Understand the mindset of many company board members. They did not get to the 50th floor by being timid wallflowers. Board members are generally smart, hardworking people who attended college (including business school) and have worked their way up through the hierarchy of the firm. Try to communicate in clear, professional terms to reach them. According to the University of North Carolina, you should assume that the person reading your letter has a limited amount of time to consider your letter, so try not to be long-winded.
Employ standard business letter format. This is not difficult to do, and it tells the board member (and her secretary) that you are probably a reasonable, rational person whose concerns should be considered.
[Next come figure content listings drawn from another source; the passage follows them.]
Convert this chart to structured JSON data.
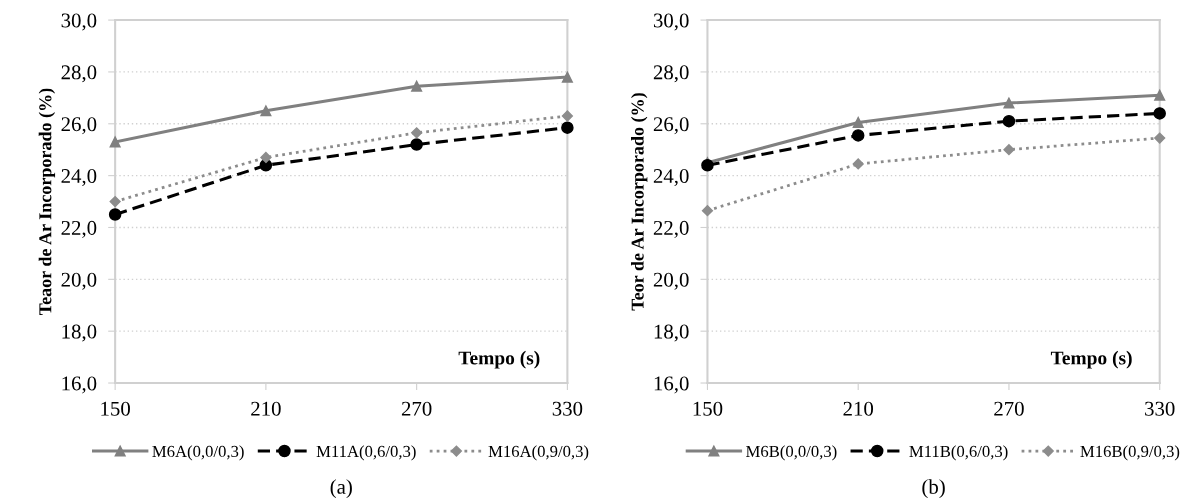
{
  "chart_data": [
    {
      "type": "line",
      "title": "(a)",
      "xlabel": "Tempo (s)",
      "ylabel": "Teaor de Ar Incorporado (%)",
      "x": [
        150,
        210,
        270,
        330
      ],
      "series": [
        {
          "name": "M6A(0,0/0,3)",
          "color": "#808080",
          "values": [
            25.3,
            26.5,
            27.45,
            27.8
          ],
          "marker": "triangle",
          "line_style": "solid"
        },
        {
          "name": "M11A(0,6/0,3)",
          "color": "#000000",
          "values": [
            22.5,
            24.4,
            25.2,
            25.85
          ],
          "marker": "circle",
          "line_style": "dashed"
        },
        {
          "name": "M16A(0,9/0,3)",
          "color": "#8c8c8c",
          "values": [
            23.0,
            24.7,
            25.65,
            26.3
          ],
          "marker": "diamond",
          "line_style": "dotted"
        }
      ],
      "xlim": [
        150,
        330
      ],
      "xticks": [
        150,
        210,
        270,
        330
      ],
      "ylim": [
        16,
        30
      ],
      "yticks": [
        {
          "value": 16,
          "label": "16,0"
        },
        {
          "value": 18,
          "label": "18,0"
        },
        {
          "value": 20,
          "label": "20,0"
        },
        {
          "value": 22,
          "label": "22,0"
        },
        {
          "value": 24,
          "label": "24,0"
        },
        {
          "value": 26,
          "label": "26,0"
        },
        {
          "value": 28,
          "label": "28,0"
        },
        {
          "value": 30,
          "label": "30,0"
        }
      ],
      "grid": "y",
      "legend": "bottom"
    },
    {
      "type": "line",
      "title": "(b)",
      "xlabel": "Tempo (s)",
      "ylabel": "Teor de Ar Incorporado (%)",
      "x": [
        150,
        210,
        270,
        330
      ],
      "series": [
        {
          "name": "M6B(0,0/0,3)",
          "color": "#808080",
          "values": [
            24.5,
            26.05,
            26.8,
            27.1
          ],
          "marker": "triangle",
          "line_style": "solid"
        },
        {
          "name": "M11B(0,6/0,3)",
          "color": "#000000",
          "values": [
            24.4,
            25.55,
            26.1,
            26.4
          ],
          "marker": "circle",
          "line_style": "dashed"
        },
        {
          "name": "M16B(0,9/0,3)",
          "color": "#8c8c8c",
          "values": [
            22.65,
            24.45,
            25.0,
            25.45
          ],
          "marker": "diamond",
          "line_style": "dotted"
        }
      ],
      "xlim": [
        150,
        330
      ],
      "xticks": [
        150,
        210,
        270,
        330
      ],
      "ylim": [
        16,
        30
      ],
      "yticks": [
        {
          "value": 16,
          "label": "16,0"
        },
        {
          "value": 18,
          "label": "18,0"
        },
        {
          "value": 20,
          "label": "20,0"
        },
        {
          "value": 22,
          "label": "22,0"
        },
        {
          "value": 24,
          "label": "24,0"
        },
        {
          "value": 26,
          "label": "26,0"
        },
        {
          "value": 28,
          "label": "28,0"
        },
        {
          "value": 30,
          "label": "30,0"
        }
      ],
      "grid": "y",
      "legend": "bottom"
    }
  ]
}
Begin with your full address and other contact information, then include the date, then the board member’s address. The next part of the letter is the salutation. Try to avoid gender-based titles. For example, begin a letter to Chris Bridges with “Dear Chris Bridges.” If you use “Mr.,” you run the risk of getting off on the wrong foot in the event “Chris” is short for “Christine.”
Write in a calm, professional tone, even if you’re upset. To double-check for this, set your letter aside for a couple of days and read it when you’re in a cooler state. If you’re still concerned, have a friend read your letter to look for incendiary language.
Establish in the first full paragraph why you are writing and your qualifications. This can be very simple: “I am writing as a shareholder to register my displeasure with respect to the board’s decision to…” By informing him you are a shareholder, he knows immediately that he shouldn’t simply ignore you.
Provide the evidence you have to support your claim. Provide as many specific details as you can to allow the board member to take action with your specific problem. For example, “The last time your firm invested in mortgage-backed securities, next-year profits were depressed by 50 percent.”
Offer a course of action for the board member to take, even if it’s something as simple as replying to you with respect to your concern. While the VIP may refuse your request, it should be easy for her to figure out what you want. “I would like to receive records of the firm’s recent transactions…”
Finish your letter with the brief, standard pleasantries businesspeople expect. For example: “I look forward to your response and thank you for your attention to this matter.” It’s a small thing, but it’s important: sign your name clearly and boldly at the end of the letter.